A Script Is a Blueprint, Not a Building
Harry spent 15 years as an editor before he was a produced writer, and he credits that time with making him more collaborative and less precious about his own work. Watching how much a story has to flex on its way to the screen made it easier to hold his ideas loosely.
"A screenplay is just a blueprint for a house," he said. When you actually build it, the pipes have to run differently, the paint color doesn't work with the trees outside, and the people moving in want to live in a different room. You have to adapt.
This is something a lot of writers resist. As we've covered, rebreaking a script is one of the hardest things to get a newer writer to do. The impulse is to swap a side character or tweak a joke and call it a revision. But that collaborative flexibility is what makes the difference between someone who gets one job and someone who keeps getting them.

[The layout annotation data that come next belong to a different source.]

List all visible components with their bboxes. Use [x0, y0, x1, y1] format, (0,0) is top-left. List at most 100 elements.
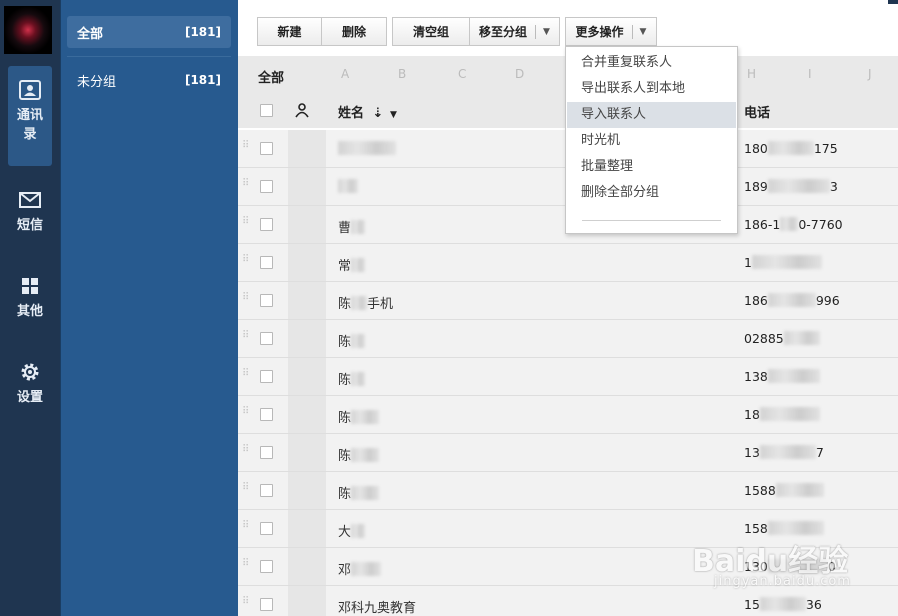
row-checkbox[interactable] — [260, 560, 273, 573]
row-checkbox[interactable] — [260, 370, 273, 383]
contact-name[interactable]: 大 — [338, 521, 366, 540]
avatar — [288, 206, 326, 243]
contact-phone: 158 — [744, 521, 824, 536]
watermark-url: jingyan.baidu.com — [714, 574, 851, 589]
phone-prefix: 180 — [744, 141, 768, 156]
contact-name[interactable]: 陈 — [338, 483, 380, 502]
drag-handle-icon[interactable]: ⠿ — [242, 369, 250, 383]
menu-item-delete-all-groups[interactable]: 删除全部分组 — [567, 180, 736, 206]
name-column-header[interactable]: 姓名 ⇣ ▼ — [338, 102, 397, 121]
app-rail: 通讯录 短信 其他 设置 — [0, 0, 60, 616]
menu-item-time-machine[interactable]: 时光机 — [567, 128, 736, 154]
rail-item-contacts[interactable]: 通讯录 — [8, 66, 52, 166]
contact-name[interactable] — [338, 179, 358, 195]
drag-handle-icon[interactable]: ⠿ — [242, 141, 250, 155]
name-prefix: 常 — [338, 259, 352, 274]
name-prefix: 大 — [338, 525, 352, 540]
group-item-ungrouped[interactable]: 未分组 [181] — [67, 64, 231, 96]
phone-suffix: 3 — [829, 179, 838, 194]
chevron-down-icon: ▼ — [389, 110, 397, 120]
avatar — [288, 130, 326, 167]
phone-prefix: 1 — [744, 255, 752, 270]
contact-name[interactable] — [338, 141, 396, 157]
drag-handle-icon[interactable]: ⠿ — [242, 597, 250, 611]
name-prefix: 陈 — [338, 487, 352, 502]
blurred-text — [351, 334, 366, 348]
phone-column-header[interactable]: 电话 — [744, 102, 770, 121]
contact-phone: 02885 — [744, 331, 820, 346]
more-actions-button[interactable]: 更多操作 ▼ — [565, 17, 657, 46]
table-row[interactable]: ⠿ 陈手机 186 996 — [238, 282, 898, 320]
letter-index-item[interactable]: J — [868, 67, 872, 81]
letter-index-item[interactable]: A — [341, 67, 349, 81]
contact-name[interactable]: 陈 — [338, 331, 366, 350]
contact-name[interactable]: 陈 — [338, 445, 380, 464]
letter-index-item[interactable]: D — [515, 67, 524, 81]
rail-item-label: 设置 — [16, 390, 43, 405]
row-checkbox[interactable] — [260, 180, 273, 193]
menu-item-batch-organize[interactable]: 批量整理 — [567, 154, 736, 180]
clear-group-button[interactable]: 清空组 — [392, 17, 470, 46]
contact-name[interactable]: 陈手机 — [338, 293, 393, 312]
row-checkbox[interactable] — [260, 218, 273, 231]
blurred-text — [767, 521, 824, 535]
row-checkbox[interactable] — [260, 446, 273, 459]
drag-handle-icon[interactable]: ⠿ — [242, 559, 250, 573]
menu-item-export-contacts[interactable]: 导出联系人到本地 — [567, 76, 736, 102]
drag-handle-icon[interactable]: ⠿ — [242, 331, 250, 345]
drag-handle-icon[interactable]: ⠿ — [242, 445, 250, 459]
drag-handle-icon[interactable]: ⠿ — [242, 293, 250, 307]
drag-handle-icon[interactable]: ⠿ — [242, 217, 250, 231]
menu-item-merge-duplicates[interactable]: 合并重复联系人 — [567, 50, 736, 76]
table-row[interactable]: ⠿ 陈 13 7 — [238, 434, 898, 472]
row-checkbox[interactable] — [260, 294, 273, 307]
row-checkbox[interactable] — [260, 598, 273, 611]
blurred-text — [351, 410, 380, 424]
row-checkbox[interactable] — [260, 522, 273, 535]
contact-name[interactable]: 陈 — [338, 407, 380, 426]
blurred-text — [767, 141, 814, 155]
contact-name[interactable]: 常 — [338, 255, 366, 274]
row-checkbox[interactable] — [260, 256, 273, 269]
blurred-text — [351, 372, 366, 386]
letter-index-item[interactable]: I — [808, 67, 812, 81]
drag-handle-icon[interactable]: ⠿ — [242, 483, 250, 497]
new-button[interactable]: 新建 — [257, 17, 322, 46]
select-all-checkbox[interactable] — [260, 104, 273, 117]
contact-name[interactable]: 邓 — [338, 559, 382, 578]
drag-handle-icon[interactable]: ⠿ — [242, 407, 250, 421]
letter-index-item[interactable]: H — [747, 67, 756, 81]
rail-item-settings[interactable]: 设置 — [0, 360, 60, 407]
drag-handle-icon[interactable]: ⠿ — [242, 521, 250, 535]
menu-item-import-contacts[interactable]: 导入联系人 — [567, 102, 736, 128]
delete-button[interactable]: 删除 — [322, 17, 387, 46]
row-checkbox[interactable] — [260, 484, 273, 497]
table-row[interactable]: ⠿ 陈 18 — [238, 396, 898, 434]
person-icon[interactable] — [294, 102, 310, 118]
phone-prefix: 18 — [744, 407, 760, 422]
row-checkbox[interactable] — [260, 142, 273, 155]
letter-index-item[interactable]: B — [398, 67, 406, 81]
letter-index-item[interactable]: C — [458, 67, 466, 81]
contact-name[interactable]: 陈 — [338, 369, 366, 388]
row-checkbox[interactable] — [260, 408, 273, 421]
row-checkbox[interactable] — [260, 332, 273, 345]
address-book-icon — [19, 80, 41, 100]
table-row[interactable]: ⠿ 陈 02885 — [238, 320, 898, 358]
move-to-group-button[interactable]: 移至分组 ▼ — [470, 17, 560, 46]
group-count: [181] — [184, 25, 221, 39]
group-item-all[interactable]: 全部 [181] — [67, 16, 231, 48]
contact-phone: 186-1 0-7760 — [744, 217, 843, 232]
contact-name[interactable]: 邓科九奥教育 — [338, 597, 416, 616]
rail-item-other[interactable]: 其他 — [0, 274, 60, 321]
drag-handle-icon[interactable]: ⠿ — [242, 255, 250, 269]
blurred-text — [338, 179, 358, 193]
table-row[interactable]: ⠿ 陈 1588 — [238, 472, 898, 510]
table-row[interactable]: ⠿ 常 1 — [238, 244, 898, 282]
contact-name[interactable]: 曹 — [338, 217, 366, 236]
user-avatar-logo[interactable] — [4, 6, 52, 54]
rail-item-sms[interactable]: 短信 — [0, 188, 60, 235]
drag-handle-icon[interactable]: ⠿ — [242, 179, 250, 193]
phone-suffix: 0-7760 — [798, 217, 843, 232]
table-row[interactable]: ⠿ 陈 138 — [238, 358, 898, 396]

When the Industry Won't Buy Your Idea, Write a Book First
When Harry pitched his agent a big adventure concept ("kind of like The Goonies, but with magic"), the response was blunt. Nobody's buying an unproduced writer's original script that isn't based on anything. He needed IP.
So instead of shelving the idea, he wrote a novel. That book was eventually published, and a couple of years after its publication, he was hired to adapt it into a TV pilot.
This is a real tension in Hollywood right now. Studios are deeply driven by IP. The safer the bet, the better. But there are ways around it, and one of the most underrated is creating your own source material. A short story, a serialized podcast, a self-published novel, a web series... any of those can give your screenplay the pre-existing hook that buyers are looking for, while keeping full creative control in your hands.
For Harry, it became a personal philosophy. Write the novel first, own the story regardless of what Hollywood does with it, and adapt from a position of strength.
The Question That Has to Come Before Everything Else
All the craft and strategy aside, Harry comes back to one central question every screenwriter has to be able to answer. "Why does this need to exist? What is it saying that nothing else has said, in exactly this way?"
"If you can't think of that," he said, "maybe it needs a little bit more time in the oven."
You don't have to share that answer with producers. He says they often don't want to hear it anyway. But the writer needs to know it. It's also, practically speaking, your best protection against a rewrite spiraling away from what you originally wanted to say. If you know why the story matters to you, you'll know when it's drifting.